Here are a few tips:

  1. Trust is the foundation.
    • Employees will not be vulnerable if they do not trust you. Full stop.
    • If your employees do not trust you, you need to fix this first.
    • Honest conversations cannot exist in an environment of mistrust.


  1. Be authentic and transparent.
    • People want to know the real you, not just the person with the title.
    • Show your employees who you really are. Talk about your struggles and what you are going through from a personal perspective.


  1. Establish regular connections.
    • It is important to talk to your employees regularly.
    • Start the conversation off by asking about how they are doing, then talk about business matters.
    • Rinse and repeat. 


  1. Stay curious, but not invasive.
    • Ask open-ended questions to get to know what is on your employees’ minds:
      • How are you?
      • What is going well/ not so well?
      • How is your workload?
      • What do you need from me?
      • How can I support you?
      • What can I do more of/ less of to support you?
      • What else…
    • Be mindful if an employee does not want to discuss a certain topic and move on to a different one.


  1. The ability to empathize is key.
    • Show genuine care and compassion.
    • Repeat what you hear back to them to ensure mutual understanding.
    • Treat people as they want to be treated, not as you want to be treated.


  1. Don’t make assumptions.
    • Don’t make assumptions about what they want or need.
    • Refrain from forcing a conversation.

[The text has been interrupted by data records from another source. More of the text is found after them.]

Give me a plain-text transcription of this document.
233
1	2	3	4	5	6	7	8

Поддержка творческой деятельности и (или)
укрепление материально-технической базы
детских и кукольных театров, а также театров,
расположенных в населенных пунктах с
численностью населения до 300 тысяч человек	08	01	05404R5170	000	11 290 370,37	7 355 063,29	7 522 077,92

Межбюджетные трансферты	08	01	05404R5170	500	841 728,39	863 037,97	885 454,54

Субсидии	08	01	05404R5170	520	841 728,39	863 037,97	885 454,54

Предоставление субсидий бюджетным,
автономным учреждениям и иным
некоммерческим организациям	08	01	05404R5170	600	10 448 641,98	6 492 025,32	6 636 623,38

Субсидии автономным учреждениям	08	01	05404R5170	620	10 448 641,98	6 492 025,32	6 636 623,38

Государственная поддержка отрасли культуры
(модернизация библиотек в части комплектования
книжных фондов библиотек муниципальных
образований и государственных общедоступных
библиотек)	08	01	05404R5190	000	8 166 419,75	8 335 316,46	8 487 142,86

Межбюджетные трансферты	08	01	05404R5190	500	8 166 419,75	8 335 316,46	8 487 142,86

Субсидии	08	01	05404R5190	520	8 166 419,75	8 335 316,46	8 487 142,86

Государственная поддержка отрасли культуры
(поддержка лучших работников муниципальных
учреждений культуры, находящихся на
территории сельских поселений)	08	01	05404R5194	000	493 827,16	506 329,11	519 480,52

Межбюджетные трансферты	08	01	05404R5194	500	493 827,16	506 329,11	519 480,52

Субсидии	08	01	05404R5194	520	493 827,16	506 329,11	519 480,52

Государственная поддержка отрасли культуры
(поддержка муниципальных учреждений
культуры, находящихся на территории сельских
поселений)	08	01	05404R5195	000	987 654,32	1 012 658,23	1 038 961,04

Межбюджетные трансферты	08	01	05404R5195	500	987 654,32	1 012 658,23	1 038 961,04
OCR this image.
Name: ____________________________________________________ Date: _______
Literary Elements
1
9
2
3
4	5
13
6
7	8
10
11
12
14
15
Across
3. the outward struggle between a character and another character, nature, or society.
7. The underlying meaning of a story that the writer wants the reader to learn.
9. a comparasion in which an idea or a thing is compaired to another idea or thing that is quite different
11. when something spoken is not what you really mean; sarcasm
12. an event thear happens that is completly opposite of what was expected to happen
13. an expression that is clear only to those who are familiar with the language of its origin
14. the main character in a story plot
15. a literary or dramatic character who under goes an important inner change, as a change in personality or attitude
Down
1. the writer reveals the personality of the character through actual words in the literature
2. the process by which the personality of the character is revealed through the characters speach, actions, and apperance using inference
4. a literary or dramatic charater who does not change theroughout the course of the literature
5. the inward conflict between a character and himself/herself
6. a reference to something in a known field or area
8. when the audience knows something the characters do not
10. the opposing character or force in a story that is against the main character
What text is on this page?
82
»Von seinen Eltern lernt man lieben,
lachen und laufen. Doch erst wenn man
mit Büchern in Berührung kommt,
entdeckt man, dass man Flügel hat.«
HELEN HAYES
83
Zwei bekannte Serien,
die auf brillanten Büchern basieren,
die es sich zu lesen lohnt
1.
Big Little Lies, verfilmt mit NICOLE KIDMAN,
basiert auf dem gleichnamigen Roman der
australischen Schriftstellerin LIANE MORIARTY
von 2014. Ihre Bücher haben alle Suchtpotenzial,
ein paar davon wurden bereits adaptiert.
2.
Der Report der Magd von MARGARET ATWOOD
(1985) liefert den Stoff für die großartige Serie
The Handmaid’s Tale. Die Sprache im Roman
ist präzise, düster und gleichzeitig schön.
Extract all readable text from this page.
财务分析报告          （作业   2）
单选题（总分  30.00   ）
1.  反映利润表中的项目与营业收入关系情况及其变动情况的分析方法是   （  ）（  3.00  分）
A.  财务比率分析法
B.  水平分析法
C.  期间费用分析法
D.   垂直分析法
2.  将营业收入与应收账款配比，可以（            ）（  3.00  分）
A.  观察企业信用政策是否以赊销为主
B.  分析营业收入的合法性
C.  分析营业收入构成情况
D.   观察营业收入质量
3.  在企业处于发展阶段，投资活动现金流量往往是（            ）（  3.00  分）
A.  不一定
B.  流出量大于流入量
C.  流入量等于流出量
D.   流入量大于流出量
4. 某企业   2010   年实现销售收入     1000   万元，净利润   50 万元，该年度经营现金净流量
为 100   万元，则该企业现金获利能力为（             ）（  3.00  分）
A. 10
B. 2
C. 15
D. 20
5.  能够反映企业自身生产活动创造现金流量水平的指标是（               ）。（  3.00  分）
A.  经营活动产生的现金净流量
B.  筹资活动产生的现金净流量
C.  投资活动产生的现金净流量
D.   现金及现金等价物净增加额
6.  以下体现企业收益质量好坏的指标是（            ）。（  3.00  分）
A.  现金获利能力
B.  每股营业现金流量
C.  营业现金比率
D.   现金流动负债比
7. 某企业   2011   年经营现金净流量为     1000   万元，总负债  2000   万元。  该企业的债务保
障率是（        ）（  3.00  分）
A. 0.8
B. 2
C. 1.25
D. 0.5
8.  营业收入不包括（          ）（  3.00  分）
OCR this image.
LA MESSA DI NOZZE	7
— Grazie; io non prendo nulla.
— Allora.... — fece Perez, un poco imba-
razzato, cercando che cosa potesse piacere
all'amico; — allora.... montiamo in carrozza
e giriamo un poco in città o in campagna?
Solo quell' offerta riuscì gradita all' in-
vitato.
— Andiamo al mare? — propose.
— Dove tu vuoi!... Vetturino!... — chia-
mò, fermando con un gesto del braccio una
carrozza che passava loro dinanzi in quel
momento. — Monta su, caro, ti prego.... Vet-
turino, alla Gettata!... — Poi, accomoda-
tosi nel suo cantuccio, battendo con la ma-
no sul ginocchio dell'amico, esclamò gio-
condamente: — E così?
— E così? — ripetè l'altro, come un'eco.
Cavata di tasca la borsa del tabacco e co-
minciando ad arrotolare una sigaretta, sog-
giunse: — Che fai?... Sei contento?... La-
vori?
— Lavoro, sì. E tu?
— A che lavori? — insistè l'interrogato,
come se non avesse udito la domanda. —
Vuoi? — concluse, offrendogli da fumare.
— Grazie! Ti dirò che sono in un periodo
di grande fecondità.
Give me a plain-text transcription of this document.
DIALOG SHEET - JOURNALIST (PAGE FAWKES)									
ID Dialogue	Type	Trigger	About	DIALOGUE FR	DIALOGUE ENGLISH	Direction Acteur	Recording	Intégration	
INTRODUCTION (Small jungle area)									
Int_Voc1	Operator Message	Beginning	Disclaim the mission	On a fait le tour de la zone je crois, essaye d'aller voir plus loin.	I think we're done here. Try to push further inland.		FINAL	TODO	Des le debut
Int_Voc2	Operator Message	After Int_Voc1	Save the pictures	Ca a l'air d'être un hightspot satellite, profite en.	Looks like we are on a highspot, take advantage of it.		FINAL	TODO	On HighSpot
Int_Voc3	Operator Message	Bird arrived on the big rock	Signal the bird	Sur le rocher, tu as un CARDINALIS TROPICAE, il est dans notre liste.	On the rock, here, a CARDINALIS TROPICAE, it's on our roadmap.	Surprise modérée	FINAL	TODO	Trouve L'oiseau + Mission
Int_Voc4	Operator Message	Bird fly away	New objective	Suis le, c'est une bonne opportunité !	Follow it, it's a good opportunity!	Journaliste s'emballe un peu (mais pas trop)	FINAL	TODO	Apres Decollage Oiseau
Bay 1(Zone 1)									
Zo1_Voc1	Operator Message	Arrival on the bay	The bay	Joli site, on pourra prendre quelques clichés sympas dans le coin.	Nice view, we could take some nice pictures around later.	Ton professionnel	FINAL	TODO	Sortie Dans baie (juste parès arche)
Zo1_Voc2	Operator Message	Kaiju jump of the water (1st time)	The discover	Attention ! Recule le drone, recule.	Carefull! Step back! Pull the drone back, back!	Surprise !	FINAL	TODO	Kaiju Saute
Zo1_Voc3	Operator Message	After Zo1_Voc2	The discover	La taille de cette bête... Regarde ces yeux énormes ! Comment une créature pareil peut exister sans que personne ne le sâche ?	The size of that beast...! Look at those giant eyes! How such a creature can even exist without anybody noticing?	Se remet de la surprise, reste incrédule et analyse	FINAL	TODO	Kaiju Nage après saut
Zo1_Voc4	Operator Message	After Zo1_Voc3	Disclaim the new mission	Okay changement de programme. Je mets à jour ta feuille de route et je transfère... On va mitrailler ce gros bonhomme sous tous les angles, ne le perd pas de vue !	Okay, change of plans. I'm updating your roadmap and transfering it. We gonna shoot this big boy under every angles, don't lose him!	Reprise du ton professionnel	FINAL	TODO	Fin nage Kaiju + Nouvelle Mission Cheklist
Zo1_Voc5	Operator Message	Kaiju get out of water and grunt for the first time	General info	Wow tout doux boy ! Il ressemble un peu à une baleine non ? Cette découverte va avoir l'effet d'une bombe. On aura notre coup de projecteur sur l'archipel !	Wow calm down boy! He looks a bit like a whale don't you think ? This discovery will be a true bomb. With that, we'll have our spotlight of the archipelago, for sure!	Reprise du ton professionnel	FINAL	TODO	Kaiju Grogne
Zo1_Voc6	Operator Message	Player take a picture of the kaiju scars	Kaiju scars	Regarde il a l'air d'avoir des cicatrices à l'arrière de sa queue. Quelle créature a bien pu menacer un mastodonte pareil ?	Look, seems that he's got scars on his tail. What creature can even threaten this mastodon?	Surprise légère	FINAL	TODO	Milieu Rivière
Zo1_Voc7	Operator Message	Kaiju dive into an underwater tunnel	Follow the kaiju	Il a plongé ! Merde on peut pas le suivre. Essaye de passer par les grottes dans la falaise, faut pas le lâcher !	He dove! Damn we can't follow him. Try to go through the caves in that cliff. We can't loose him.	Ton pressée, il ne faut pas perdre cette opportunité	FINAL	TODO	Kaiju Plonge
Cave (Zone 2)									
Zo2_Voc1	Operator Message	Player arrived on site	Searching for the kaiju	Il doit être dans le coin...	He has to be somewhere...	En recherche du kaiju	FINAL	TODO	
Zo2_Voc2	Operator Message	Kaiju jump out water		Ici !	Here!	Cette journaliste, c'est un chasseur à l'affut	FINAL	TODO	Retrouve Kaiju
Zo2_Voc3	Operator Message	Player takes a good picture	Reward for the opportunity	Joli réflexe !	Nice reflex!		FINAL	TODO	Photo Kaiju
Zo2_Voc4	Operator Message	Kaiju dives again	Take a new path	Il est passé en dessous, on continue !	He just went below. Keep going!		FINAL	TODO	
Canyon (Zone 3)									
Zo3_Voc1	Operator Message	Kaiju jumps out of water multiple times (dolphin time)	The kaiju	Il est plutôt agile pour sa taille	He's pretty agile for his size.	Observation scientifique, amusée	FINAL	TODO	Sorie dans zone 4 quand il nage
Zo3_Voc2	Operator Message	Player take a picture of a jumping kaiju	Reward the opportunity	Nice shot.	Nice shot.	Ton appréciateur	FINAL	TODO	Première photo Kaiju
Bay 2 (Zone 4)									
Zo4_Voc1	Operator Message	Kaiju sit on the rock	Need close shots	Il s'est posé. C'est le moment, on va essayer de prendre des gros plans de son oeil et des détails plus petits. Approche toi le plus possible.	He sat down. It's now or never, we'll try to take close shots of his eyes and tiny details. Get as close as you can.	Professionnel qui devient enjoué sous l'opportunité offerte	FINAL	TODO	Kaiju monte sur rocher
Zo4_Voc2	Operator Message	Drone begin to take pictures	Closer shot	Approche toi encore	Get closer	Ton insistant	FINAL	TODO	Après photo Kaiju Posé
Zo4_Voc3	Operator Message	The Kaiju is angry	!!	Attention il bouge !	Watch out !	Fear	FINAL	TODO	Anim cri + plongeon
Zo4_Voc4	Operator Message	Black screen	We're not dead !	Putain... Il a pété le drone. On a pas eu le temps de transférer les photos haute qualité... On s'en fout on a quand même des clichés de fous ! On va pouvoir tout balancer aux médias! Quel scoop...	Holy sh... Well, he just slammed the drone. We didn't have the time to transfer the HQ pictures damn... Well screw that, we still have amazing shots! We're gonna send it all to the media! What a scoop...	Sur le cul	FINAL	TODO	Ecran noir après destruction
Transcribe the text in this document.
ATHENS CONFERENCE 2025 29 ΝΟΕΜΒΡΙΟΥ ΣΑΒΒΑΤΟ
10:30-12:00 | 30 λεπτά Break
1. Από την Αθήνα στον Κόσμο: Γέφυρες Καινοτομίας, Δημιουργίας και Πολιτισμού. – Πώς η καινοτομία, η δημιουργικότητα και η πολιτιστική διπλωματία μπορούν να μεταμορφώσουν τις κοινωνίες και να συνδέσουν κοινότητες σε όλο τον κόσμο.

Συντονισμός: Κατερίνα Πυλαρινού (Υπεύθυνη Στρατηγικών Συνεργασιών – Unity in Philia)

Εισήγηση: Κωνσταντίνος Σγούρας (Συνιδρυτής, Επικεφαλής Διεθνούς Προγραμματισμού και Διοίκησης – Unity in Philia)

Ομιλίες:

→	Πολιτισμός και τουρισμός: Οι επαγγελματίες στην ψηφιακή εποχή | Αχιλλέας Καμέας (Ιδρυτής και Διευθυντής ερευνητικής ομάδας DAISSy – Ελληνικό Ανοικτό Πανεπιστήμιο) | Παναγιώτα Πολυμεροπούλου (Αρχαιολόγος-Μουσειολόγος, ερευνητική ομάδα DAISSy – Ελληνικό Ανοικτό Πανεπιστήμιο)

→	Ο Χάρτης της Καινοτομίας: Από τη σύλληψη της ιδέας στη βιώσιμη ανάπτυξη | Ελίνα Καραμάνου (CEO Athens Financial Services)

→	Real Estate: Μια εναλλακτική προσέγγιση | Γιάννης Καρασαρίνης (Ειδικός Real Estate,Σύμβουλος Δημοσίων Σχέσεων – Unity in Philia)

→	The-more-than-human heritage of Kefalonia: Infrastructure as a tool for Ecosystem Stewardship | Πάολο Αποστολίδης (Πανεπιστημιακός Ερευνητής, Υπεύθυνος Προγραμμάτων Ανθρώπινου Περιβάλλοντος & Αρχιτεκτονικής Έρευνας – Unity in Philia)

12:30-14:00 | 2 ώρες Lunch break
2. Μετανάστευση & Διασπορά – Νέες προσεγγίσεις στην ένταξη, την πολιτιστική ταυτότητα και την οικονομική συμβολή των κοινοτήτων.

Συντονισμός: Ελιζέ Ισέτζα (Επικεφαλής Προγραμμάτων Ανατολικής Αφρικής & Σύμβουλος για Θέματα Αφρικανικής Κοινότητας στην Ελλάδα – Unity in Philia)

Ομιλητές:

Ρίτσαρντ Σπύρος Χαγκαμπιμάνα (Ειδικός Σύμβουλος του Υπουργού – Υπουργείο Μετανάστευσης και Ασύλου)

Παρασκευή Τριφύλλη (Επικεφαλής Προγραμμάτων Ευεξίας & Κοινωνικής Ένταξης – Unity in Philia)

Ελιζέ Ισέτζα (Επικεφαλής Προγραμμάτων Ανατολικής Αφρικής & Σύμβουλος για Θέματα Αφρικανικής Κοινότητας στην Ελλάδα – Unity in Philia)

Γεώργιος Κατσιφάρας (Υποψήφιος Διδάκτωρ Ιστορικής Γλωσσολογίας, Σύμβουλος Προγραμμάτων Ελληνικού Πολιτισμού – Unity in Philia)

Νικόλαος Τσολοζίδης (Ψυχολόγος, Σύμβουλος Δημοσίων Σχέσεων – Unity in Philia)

Employees will tell you what they need when they feel comfortable doing so.


  1. Demonstrate & instill confidence.
    • Express your confidence.
      • “I know that you can do it.”
      • Encourage them to stretch in a supportive way.
    • Put them at ease.
      • “You are a valued employee.”
      • “I am here to support you.”


  1. Always leave the door open.
    • Ensure that you leave the open for further conversations.
      • “If anything changes, please come see me.”


  1. Follow-through:
    • Make sure to follow-through on any commitments you make to your employees.
    • Remember: they are waiting for answers.

Some Final Thoughts

The secret to surviving a pandemic is to strengthen the bonds with the people who are closest to us, and this includes your employees. Everyone is in this together; however, it is important to remember that our circumstances and experiences can vary dramatically - “we are all in the same storm but in different boats”.

Leadership is neither a rank nor a title. It is a choice. The choice to provide care and protection for those whom we are responsible. – Simon Sinek

Employees will remember how they were treated by the people closest to them when they needed it the most. This can, and often is, the biggest unlock to driving employee engagement and commitment over the long-term. To lead, we must first show that we care. Demonstrating genuine care and concern should be commonplace, and it if it is not, the best time to start is now. Your people need you!